Le rapport de 70 pages, Pas la France que j’imaginais : logement, santé et éducation pour les enfants migrants non accompagnés à Marseille, révèle que les autorités marseillaises de protection de l’enfance laissent dans la rue des enfants ayant des besoins de santé, sans traitement, soutien psychosocial ou suivi. se soucier. La moitié des enfants migrants non accompagnés confrontés à une évaluation de leur âge à Marseille se voient refuser la reconnaissance formelle en tant qu’enfant, mais ces décisions sont annulées pour près de 75 pour cent de ceux qui font appel. L’examen par les tribunaux peut prendre des mois, voire des années, laissant les enfants inéligibles à un hébergement d’urgence et à des services tels que l’assistance juridique, la nomination d’un tuteur, la protection universelle de la santé et l’éducation.

Aucun enfant ne devrait être forcé de dormir dans la rue pendant que son éligibilité à long terme aux services est résolue, a déclaré Michael Garcia Bochenek, conseiller principal en matière de droits de l’enfant à Human Rights Watch. Il est particulièrement honteux de soumettre les jeunes à cette incertitude et à cette insécurité alors que l’écrasante majorité de ceux qui font appel d’une évaluation défavorable de leur âge obtiennent finalement gain de cause.

Human Rights Watch a interrogé près de 60 personnes, dont 18 enfants non accompagnés, ainsi que du personnel d’agences humanitaires, des avocats, des prestataires de soins de santé, notamment des pédiatres, d’autres médecins, des travailleurs sociaux et des psychologues pour enfants, des experts, des agents des autorités locales et des bénévoles qui aident à logement et démarches judiciaires, ou animer des activités pour les jeunes migrants et demandeurs d’asile à Marseille.

Les enfants ont déclaré qu’ils avaient été refoulés des hébergements d’urgence parce que les établissements étaient saturés, ce qui les a obligés à attendre des semaines pour obtenir une place. Des enfants considérés par erreur comme des adultes ont décrit n’avoir nulle part où dormir après avoir été expulsés d’un hébergement d’urgence à la suite d’une détermination d’âge défavorable.

Un médecin traitant des mineurs non accompagnés à Marseille a déclaré que les enfants qui arrivent en France sont souvent déjà épuisés et que les conditions de vie précaires (à l’arrivée) sont dangereuses pour l’intégrité physique des mineurs non accompagnés et conduisent parfois à des hospitalisations de plusieurs jours, qui pourraient être évité.
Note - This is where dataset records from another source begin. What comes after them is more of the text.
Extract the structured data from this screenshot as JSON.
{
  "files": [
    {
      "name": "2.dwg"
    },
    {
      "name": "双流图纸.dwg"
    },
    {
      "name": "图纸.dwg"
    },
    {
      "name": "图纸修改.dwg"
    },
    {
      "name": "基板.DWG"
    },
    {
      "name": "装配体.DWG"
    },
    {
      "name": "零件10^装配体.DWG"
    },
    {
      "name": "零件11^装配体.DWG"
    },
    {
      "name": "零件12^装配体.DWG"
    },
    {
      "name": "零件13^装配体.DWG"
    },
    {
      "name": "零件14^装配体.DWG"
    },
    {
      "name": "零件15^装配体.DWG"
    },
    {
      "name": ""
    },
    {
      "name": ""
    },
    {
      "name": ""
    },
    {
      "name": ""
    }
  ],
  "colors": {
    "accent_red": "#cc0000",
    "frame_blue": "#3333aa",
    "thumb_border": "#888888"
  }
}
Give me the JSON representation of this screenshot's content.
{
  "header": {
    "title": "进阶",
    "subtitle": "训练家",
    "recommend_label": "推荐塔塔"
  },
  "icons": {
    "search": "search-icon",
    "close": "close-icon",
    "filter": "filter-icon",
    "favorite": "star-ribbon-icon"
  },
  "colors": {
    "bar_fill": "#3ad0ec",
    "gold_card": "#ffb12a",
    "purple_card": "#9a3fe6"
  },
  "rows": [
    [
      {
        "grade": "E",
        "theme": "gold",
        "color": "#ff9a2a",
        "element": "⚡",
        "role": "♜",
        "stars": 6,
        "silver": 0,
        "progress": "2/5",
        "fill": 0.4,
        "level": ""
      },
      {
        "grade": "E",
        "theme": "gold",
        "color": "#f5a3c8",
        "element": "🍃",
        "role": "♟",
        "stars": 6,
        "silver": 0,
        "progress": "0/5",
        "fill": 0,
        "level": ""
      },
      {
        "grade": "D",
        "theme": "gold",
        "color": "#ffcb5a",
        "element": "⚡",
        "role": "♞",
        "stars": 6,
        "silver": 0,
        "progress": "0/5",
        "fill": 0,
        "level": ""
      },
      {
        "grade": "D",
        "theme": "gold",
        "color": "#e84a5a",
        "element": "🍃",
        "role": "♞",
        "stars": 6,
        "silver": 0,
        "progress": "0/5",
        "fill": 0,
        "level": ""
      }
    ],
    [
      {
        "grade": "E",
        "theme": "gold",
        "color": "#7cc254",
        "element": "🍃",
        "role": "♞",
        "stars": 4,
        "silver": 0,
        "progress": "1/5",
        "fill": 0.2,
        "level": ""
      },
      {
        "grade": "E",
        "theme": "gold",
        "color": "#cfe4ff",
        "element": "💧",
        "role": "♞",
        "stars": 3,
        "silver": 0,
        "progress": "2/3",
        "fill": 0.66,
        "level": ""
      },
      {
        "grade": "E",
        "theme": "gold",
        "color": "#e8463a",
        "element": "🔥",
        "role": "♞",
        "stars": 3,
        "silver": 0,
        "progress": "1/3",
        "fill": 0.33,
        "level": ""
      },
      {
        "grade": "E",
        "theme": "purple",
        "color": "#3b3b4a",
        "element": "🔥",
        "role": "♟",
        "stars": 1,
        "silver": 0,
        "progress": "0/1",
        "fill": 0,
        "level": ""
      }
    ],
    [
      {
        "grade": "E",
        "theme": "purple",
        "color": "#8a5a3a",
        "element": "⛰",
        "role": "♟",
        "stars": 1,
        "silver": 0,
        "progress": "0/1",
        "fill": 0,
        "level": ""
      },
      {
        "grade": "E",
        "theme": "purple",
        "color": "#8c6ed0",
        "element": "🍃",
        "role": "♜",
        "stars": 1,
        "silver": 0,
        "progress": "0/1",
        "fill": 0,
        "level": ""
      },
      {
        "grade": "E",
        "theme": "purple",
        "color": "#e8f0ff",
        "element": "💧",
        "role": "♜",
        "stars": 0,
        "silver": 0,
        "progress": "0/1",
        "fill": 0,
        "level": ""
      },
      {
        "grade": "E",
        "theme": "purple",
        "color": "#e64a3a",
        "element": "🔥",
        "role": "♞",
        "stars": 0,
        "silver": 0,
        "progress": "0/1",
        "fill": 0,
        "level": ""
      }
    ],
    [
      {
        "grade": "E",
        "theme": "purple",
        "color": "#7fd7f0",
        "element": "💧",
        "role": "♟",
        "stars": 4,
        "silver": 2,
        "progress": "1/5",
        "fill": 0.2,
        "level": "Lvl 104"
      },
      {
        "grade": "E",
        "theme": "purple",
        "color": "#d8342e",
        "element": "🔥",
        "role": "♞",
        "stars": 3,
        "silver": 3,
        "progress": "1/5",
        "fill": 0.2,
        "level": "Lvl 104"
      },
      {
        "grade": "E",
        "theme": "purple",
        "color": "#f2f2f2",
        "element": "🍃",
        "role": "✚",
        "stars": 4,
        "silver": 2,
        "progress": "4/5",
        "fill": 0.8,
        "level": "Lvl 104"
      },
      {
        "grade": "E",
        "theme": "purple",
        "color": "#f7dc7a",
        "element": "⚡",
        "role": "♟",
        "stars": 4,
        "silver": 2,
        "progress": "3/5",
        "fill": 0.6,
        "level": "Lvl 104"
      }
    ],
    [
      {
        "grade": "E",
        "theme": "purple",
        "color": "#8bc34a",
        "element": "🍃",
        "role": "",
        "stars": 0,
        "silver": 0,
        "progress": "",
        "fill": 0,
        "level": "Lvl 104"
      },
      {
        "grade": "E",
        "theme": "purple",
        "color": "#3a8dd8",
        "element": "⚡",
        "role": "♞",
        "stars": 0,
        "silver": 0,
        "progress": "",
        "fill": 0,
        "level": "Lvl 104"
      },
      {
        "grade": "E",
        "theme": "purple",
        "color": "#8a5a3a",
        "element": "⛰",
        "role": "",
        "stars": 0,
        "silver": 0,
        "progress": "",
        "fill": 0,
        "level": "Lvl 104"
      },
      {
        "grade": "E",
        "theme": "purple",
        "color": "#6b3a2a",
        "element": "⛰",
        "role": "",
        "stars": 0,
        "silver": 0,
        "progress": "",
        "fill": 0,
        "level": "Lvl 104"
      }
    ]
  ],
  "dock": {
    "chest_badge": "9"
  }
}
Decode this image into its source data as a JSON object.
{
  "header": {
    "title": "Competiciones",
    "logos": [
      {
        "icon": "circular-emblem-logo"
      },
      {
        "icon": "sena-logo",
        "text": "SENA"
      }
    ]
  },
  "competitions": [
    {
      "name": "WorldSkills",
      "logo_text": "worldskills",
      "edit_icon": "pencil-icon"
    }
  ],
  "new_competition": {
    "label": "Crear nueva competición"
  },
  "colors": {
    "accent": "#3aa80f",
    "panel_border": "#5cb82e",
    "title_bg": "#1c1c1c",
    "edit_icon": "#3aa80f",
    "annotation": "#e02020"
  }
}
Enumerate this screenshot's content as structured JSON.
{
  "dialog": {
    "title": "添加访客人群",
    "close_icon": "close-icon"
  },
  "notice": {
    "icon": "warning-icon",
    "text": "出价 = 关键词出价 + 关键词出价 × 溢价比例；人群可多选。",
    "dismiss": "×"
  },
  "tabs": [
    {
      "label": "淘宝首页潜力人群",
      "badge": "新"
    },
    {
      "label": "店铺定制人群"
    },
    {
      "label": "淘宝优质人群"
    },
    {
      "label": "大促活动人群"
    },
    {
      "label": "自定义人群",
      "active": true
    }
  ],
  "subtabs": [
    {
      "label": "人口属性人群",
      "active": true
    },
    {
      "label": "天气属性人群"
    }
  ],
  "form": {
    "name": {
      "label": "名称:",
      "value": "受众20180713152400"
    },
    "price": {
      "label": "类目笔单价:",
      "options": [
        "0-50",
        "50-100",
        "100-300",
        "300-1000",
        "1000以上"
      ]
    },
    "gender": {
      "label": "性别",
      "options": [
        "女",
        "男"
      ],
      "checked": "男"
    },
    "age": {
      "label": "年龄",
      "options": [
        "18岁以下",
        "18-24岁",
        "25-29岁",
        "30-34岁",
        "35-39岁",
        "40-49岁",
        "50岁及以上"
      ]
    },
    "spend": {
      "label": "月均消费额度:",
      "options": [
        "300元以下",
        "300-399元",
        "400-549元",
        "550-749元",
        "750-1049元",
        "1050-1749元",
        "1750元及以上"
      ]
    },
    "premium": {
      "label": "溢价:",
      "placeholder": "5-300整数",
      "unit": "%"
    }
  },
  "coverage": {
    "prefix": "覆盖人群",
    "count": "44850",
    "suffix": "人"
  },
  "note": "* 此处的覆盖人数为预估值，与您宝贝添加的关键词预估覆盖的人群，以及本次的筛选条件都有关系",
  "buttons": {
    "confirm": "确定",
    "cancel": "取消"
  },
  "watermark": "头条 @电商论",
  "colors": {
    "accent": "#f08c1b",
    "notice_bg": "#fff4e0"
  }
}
Le département des Bouches-du-Rhône est chargé de réaliser un premier examen médical en attendant que les enfants soient évalués en fonction de leur âge. Human Rights Watch a constaté que ces contrôles ne sont pas effectués systématiquement. Même lorsqu’ils le sont, une première évaluation négative de leur âge signifie souvent que les enfants sont livrés à eux-mêmes dans un état de santé physique et mentale vulnérable. Dans certains cas, des enfants ont dormi dans la rue pendant des jours ou des semaines à cause de la tuberculose, du VIH, du stress post-traumatique ou de grossesses non détectées jusqu’à ce que leurs appels en matière d’évaluation de l’âge aboutissent.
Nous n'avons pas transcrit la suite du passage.